DIY Irish Cream

My Fellow Inebriates,

This bear plays with fire.

As my friend Blackie often reminds me, it’s bad for us bears to get involved in cooking because we’re so easily mistaken for the oven mitt. Now, this might just be liquored-up paranoia, but it’s been enough to keep me away from the stove since we moved to our house. I don’t have anything to do with that thing. In fact, when it’s on I cower in the liquor cabinet.

But an urge is coming over me to make my own Irish cream liqueur, or at least order my mum to make some. She’s a real lush when it comes to high-cal liqueurs, so it shouldn’t be a hard sell. But what recipe do we use, people? There are HUNDREDS of them on the net, and I have no idea what to go with. Some of them use full cream, some half; some use raw eggs; some use coffee, some don’t…I have no idea how to pick the right recipe.

My second problem is lack of appropriate booze. We don’t have any whisky in the house, Irish or otherwise, so my question to you is: Is it okay to substitute Malibu? Will I still end up with something reasonably like an Irish cream? Or what if I use Bacardi Big Apple?

Ultimately it doesn’t matter because I’ll drink whatever results and then engage in all kinds of nighttime wildness. But I figure if I’m going to give some of my homemade hooch away to pals for the holidays, I should try and get it right.

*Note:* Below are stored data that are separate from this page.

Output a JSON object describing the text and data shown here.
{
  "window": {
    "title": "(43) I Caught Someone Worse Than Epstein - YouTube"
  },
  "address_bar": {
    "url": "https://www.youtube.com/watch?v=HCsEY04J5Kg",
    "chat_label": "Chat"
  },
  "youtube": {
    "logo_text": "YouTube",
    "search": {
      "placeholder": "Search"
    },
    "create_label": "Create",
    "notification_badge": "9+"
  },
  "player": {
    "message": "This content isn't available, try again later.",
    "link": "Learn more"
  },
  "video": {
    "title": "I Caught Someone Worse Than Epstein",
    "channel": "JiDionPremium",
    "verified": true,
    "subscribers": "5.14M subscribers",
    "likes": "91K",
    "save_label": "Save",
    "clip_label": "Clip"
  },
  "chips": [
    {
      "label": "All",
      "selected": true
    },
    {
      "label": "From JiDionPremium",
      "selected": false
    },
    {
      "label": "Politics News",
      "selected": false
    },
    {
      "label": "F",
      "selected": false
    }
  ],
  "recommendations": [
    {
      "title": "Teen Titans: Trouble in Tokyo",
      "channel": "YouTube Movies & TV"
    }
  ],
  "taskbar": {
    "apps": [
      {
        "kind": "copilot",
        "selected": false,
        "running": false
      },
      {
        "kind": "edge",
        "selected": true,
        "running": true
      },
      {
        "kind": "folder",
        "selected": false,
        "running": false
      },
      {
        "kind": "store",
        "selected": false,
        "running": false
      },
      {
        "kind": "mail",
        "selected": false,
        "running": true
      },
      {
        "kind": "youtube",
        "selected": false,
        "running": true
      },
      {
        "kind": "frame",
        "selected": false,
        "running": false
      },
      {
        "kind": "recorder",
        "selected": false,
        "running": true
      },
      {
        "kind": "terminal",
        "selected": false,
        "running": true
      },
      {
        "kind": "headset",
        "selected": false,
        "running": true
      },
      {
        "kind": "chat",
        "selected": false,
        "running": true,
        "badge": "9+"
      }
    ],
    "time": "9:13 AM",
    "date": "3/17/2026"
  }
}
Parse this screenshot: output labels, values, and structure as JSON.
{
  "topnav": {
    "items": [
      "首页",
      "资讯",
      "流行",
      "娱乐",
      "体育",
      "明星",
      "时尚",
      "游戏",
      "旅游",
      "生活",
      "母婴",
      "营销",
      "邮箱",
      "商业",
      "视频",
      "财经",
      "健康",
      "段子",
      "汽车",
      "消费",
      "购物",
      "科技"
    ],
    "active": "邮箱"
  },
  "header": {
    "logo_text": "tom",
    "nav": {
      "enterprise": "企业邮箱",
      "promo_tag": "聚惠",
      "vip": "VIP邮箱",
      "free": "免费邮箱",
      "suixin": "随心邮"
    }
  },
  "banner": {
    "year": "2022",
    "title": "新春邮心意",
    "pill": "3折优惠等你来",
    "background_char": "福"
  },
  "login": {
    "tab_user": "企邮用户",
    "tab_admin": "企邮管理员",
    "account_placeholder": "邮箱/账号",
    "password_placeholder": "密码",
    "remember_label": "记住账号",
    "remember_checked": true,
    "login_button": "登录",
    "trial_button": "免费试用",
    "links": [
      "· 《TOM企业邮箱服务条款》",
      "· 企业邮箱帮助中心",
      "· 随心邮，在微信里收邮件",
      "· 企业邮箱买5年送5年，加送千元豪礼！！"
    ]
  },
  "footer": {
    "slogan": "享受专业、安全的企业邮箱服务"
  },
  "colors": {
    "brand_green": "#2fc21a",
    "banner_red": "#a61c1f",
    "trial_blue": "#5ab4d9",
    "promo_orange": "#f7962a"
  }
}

What do you think? Do you have a favorite Irish cream recipe?

JAMESON IRISH WHISKEY

The last time we had this in the house it was earmarked for—get this—an Irish cream cheesecake, i.e., another profligate waste of decent booze. For all my mother’s claims to Irish heritage, she doesn’t have the first clue what Irish liquor is actually for, so instead of drinking it she chucks it into cakes that spend an hour burning off their alcohol content in the oven.

This is very frustrating.

Nevertheless I did get a chance to taste the dregs of the aforementioned airline-sized bottle before it was sacrificed to gluttony rather than drunkenness.

For $33, JAMESON IRISH WHISKEY, in sufficient quantities, would totally get the job done. It’s a little rough and unfocused—fruity, nutty, a touch metallic even—but there’s nothing disturbing or offensive about it. With a moderate burn and a short finish, it suggests itself for Irish coffee and hints at the flavors in Bailey’s, so at least my mum picked the right booze for her greedy project.

I’d be perfectly content to sip JAMESON straight up, and I advise the same for my mother, the expansion of whose ass is a threat to smallish animals like myself who tend to get left under couch cushions, etc. Then she could say: “I’ve gone on a whiskey diet. I’ve lost three days already!” instead of needing to visit Walmart for fat pants and ending up on the internet in one of those people-of-Walmart photos.

I highly RECOMMEND not monkeying around with this awesome triple-distilled blended whiskey, and drinking it.